Two weeks ago I had the opportunity to attend Young Women’s Camp and was struck by the unexpected lessons in leadership I learned. Last week, I was able to attend Young Men’s Camp and unsurprisingly walked away with more lessons in leadership. The setup is very similar, but the execution was very different. Male volunteer adult leaders spent just under a year working with a group of male youth between the ages of 11 and 17 to plan a camp.
While spending a week in the very muggy woods with 50 very energetic teenage boys, here are 10 more lessons in leadership I learned.
1. To get the best out of others, they must know you care
You can yell, you can beg, you can hold hands, you can set the example, but until others know you truly care about them, there is a risk they simply tune you out. Never is this more true than when trying to get a group of teenage boys that have been assigned to cleaning duty to clean up after a particularly messy meal.
2. Different techniques for different people
Good leaders know their strengths and preferred leadership styles and utilize them with expertise. Great leaders apply different styles to different situations and people. What works to get one 15 year-old to do a hard task will most likely simply elicit an eye roll from the next.
3. Have high expectations of others
Leaders are not cruise directors whose job is to make sure everyone is having fun. Leaders expect the best out of everyone, and they help bring out that best as well. A 6-mile hike in the heat up some pretty steep, rocky terrain? Even though some had never walked that far, let alone hiked that far, and maybe even didn’t have the right gear, the leaders didn’t let the boys settle for the easy way out.
4. Give honest feedback
High expectations are not always met. And when they aren’t, clear, concise, constructive feedback is often needed to get things back on track. The most effective leaders don’t shy away from these conversations, and they handle them in such a way that it leaves the receiver feeling motivated to do better.
5. Don’t do for others what they can do for themselves
Many times (but not always), leaders really can do the job better or faster than those reporting to them. But leaders lean into development opportunities; they allow others to stretch, to grow, and yes, to fail sometimes. And when they do, they help the person get back up and try again. Even if that means sometimes a camp meal is nothing more than that: a meal prepared by a 14 year-old with no cooking skills.
6. Take ownership
Strong leaders step up and employ the mantra “the buck stops here.” It’s easy to blame others, processes, systems, the economy, competitors, the market, etc. But real leaders take ownership for problems. Like when a particular rowdy group of boys broke off a water spicket and flooded a cabin at 11:00 pm. It would have been real easy for the leader to throw the boys under the bus. But the volunteer camp director was the one to get out of bed, call the camp maintenance team, and deal with a particularly unhappy facilities team in the middle of the night.
7. Lean into problems
Not only do leaders take ownership, they lean into problems instead of avoiding them. Nobody is perfect, no team is perfect, no situation is perfect. While leaders don’t need to be about fault finding, they should readily identify risks and problems and work with the team to address those issues.
8. Eat last
Cliché as it may have become, true leaders really do eat last. They make sure everyone else is taken care of before they take care of themselves. Sometimes that means a cold steak, or no steak, but a leader puts their team ahead of themselves.
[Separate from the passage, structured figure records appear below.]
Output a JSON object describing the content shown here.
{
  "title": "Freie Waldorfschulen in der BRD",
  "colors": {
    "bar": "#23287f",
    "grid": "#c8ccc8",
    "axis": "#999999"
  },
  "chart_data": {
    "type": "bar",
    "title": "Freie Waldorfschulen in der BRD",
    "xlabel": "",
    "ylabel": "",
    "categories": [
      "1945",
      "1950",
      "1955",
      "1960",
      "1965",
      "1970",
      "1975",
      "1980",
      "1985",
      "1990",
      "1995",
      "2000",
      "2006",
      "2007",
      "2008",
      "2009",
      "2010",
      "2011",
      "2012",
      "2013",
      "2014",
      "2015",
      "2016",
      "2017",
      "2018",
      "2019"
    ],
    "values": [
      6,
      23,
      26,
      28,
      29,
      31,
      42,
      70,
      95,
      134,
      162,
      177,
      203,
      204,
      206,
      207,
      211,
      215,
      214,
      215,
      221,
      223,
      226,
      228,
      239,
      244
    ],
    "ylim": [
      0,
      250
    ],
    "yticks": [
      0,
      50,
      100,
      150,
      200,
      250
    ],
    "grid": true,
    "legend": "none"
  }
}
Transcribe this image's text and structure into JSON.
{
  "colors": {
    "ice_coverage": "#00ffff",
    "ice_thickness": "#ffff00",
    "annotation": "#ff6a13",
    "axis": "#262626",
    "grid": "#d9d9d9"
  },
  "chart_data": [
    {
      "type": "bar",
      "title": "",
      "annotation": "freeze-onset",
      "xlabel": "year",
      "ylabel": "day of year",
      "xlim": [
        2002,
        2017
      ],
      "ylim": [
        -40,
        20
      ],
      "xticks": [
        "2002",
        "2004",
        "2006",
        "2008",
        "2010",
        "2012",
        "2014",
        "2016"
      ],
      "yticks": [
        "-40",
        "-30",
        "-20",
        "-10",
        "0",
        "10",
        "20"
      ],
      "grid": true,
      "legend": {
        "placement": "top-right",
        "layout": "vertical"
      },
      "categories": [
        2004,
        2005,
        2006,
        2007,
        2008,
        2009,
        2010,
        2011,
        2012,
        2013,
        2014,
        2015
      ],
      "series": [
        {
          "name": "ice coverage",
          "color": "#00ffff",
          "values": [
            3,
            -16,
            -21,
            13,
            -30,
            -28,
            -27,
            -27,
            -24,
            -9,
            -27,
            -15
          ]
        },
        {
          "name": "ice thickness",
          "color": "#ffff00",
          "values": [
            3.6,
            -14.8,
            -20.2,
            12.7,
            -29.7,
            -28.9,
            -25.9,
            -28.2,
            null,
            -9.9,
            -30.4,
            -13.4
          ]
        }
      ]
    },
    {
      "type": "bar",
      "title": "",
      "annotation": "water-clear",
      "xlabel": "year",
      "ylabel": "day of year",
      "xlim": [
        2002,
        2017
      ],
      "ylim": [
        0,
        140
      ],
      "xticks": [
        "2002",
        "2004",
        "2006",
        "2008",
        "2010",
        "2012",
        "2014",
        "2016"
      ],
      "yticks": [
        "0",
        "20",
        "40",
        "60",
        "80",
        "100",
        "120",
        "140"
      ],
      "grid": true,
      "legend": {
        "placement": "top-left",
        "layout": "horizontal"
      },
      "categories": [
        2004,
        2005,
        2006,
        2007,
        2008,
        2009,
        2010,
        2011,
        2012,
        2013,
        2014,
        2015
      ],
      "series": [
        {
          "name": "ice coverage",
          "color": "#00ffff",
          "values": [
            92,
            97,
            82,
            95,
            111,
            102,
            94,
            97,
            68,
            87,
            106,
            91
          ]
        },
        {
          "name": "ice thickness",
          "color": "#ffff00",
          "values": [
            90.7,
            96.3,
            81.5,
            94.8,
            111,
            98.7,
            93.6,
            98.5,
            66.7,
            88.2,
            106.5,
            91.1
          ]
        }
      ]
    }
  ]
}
9. Have patience (sometimes lots and lots and lots of patience)
Most people get up every day and genuinely want to do a good job. They may just have wildly different ideas or approaches as to how to do that job. Patience allows a leader to see the positive intent and work through differences of opinions. And whenever you are stuck in the woods with 50 rambunctious teenage boys, patience is needed in spades.
10. Leaders can lose their patience. And leaders can say sorry
Leaders are not perfect. As much as we wish we were, we’re still human. We can lose our temper. We can get frustrated. We can come down a little too hard on deviant behavior. And when we do, we can recognize we were wrong and apologize. Teams know when their leader is wrong. They know when the leader crosses the line. Weak leaders ignore those mistakes or hide behind their title. Strong leaders admit their fault, acknowledge their weakness, ask for forgiveness, and find a way to move forward. It’s not perfection we are striving for in ourselves, or ask of others, it’s improvement. And the best leaders and teams find ways to improve each and every day.